Records of patients from a single institution undergoing resection of PCC or PG from 1999 to 2010 were reviewed. Data were collected for demographics, operative records, laboratory and pathologic results, adjuvant and palliative therapy given, recurrence, and length of survival. Descriptive statistics were used to describe differences between patients with benign and malignant PCC and PG. Analysis was performed using the Wilcoxon–Mann–Whitney test with p = 0.05 considered as significant.
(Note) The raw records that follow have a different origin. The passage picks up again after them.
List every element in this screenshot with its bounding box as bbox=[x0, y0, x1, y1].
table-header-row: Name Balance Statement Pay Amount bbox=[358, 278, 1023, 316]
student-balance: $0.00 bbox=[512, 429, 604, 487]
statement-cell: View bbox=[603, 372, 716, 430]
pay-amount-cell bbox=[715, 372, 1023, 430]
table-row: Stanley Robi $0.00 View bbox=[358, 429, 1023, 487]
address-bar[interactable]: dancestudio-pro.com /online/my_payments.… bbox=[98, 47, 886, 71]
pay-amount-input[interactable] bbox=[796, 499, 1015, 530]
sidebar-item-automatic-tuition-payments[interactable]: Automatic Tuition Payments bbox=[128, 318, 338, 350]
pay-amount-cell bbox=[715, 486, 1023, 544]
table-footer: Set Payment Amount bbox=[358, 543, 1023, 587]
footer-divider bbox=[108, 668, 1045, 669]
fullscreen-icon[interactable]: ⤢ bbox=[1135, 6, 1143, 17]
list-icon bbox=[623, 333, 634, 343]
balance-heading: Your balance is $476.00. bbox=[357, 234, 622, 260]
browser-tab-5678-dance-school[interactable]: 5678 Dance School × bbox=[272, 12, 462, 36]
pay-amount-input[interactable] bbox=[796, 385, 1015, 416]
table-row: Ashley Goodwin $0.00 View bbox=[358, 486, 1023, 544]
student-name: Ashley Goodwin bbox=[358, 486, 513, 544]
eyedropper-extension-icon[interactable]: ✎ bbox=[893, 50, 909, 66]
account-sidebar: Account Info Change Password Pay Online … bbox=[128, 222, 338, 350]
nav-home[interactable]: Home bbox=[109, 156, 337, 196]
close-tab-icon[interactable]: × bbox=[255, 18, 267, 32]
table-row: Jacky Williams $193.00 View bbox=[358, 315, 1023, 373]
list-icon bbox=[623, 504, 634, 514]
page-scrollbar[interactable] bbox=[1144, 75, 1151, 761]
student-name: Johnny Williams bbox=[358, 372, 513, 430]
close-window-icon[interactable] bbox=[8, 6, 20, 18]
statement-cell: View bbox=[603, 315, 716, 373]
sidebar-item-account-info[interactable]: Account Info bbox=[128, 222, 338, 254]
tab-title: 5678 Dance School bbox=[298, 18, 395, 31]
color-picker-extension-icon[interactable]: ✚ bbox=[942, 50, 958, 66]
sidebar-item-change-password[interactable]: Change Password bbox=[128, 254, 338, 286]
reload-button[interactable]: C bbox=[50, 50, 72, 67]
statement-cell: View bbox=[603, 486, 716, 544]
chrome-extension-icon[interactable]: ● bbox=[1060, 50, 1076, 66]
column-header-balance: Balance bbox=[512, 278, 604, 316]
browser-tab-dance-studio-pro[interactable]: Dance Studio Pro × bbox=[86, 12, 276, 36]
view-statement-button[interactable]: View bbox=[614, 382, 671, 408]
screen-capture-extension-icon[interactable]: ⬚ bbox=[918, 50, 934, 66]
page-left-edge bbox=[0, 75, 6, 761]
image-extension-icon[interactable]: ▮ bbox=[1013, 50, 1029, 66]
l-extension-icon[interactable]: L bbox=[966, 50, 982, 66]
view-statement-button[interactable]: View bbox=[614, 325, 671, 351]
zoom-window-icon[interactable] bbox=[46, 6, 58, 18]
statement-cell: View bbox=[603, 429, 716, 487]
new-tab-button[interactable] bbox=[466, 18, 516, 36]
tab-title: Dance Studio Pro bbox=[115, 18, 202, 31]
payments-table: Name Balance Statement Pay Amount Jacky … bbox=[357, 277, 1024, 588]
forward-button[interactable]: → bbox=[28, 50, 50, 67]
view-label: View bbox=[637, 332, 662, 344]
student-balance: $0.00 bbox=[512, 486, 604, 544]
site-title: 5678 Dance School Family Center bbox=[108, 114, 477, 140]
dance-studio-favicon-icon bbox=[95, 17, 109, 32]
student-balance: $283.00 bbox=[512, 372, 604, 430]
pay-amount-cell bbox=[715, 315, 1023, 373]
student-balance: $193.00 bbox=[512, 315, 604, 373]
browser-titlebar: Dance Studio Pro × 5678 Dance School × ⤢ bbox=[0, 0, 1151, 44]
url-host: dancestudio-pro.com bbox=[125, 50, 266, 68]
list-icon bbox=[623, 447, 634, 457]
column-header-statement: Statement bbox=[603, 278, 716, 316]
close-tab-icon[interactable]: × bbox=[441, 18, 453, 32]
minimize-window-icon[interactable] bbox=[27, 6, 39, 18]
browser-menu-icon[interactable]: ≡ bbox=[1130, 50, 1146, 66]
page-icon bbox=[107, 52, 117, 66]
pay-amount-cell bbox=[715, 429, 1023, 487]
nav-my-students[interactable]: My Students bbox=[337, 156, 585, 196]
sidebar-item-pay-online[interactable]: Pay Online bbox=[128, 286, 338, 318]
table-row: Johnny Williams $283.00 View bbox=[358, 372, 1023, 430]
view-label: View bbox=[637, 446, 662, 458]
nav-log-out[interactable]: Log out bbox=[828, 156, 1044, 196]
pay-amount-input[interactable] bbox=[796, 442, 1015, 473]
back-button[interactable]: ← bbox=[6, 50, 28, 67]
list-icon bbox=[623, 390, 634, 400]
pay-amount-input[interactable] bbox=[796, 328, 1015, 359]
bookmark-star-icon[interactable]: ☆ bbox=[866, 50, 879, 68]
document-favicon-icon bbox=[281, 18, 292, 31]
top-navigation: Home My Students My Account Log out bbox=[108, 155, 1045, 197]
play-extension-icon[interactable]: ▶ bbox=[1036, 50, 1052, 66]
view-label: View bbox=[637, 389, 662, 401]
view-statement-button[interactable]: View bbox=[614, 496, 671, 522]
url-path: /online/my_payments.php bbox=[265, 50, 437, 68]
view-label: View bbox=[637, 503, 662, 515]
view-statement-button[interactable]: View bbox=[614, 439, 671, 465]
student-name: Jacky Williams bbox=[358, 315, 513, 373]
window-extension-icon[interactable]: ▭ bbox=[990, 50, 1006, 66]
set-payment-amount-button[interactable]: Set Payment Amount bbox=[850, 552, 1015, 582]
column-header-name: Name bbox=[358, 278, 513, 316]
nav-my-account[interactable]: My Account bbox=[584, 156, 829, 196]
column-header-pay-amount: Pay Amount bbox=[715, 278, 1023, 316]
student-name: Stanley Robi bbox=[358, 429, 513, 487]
One hundred fifteen patients were identified (106 PCC and nine PG). Of the tumors, 5.2% were bilateral and 10.4% were malignant. Forty-three of the 115 patients underwent genetic testing; 21out of 37 (56.8%) PCC and five out of six (83.3%) PG had a genetic mutation. Twelve patients (seven PCC and five PG) had malignant tumors. Malignant PG (mPG) exhibited more invasive pathologic characteristics. The median sizes of benign and malignant PCC (mPCC) were 4.0 (0.7–14 cm) and 5.5 cm (3.7–11.2 cm), respectively, p = 0.03. The median sizes of benign and mPG were 4.1 (2.7–5.4 cm) and 5.8 cm (4–6.2 cm), respectively, p = 0.11. Sites of recurrence were similar between the groups. Patients with mPG received chemotherapy more often than those with mPCC. With a median follow-up of 54.7 months (2.0–185.3), two out of five mPG and zero out of seven mPCC had died of the disease.
Tumor size does not appear to correlate with malignancy in a clinically significant manner. Malignant paraganglioma may be more aggressive than malignant pheochromocytoma and is frequently offered more adjuvant therapy. PCC and PG should be evaluated separately in future analyses of these diseases.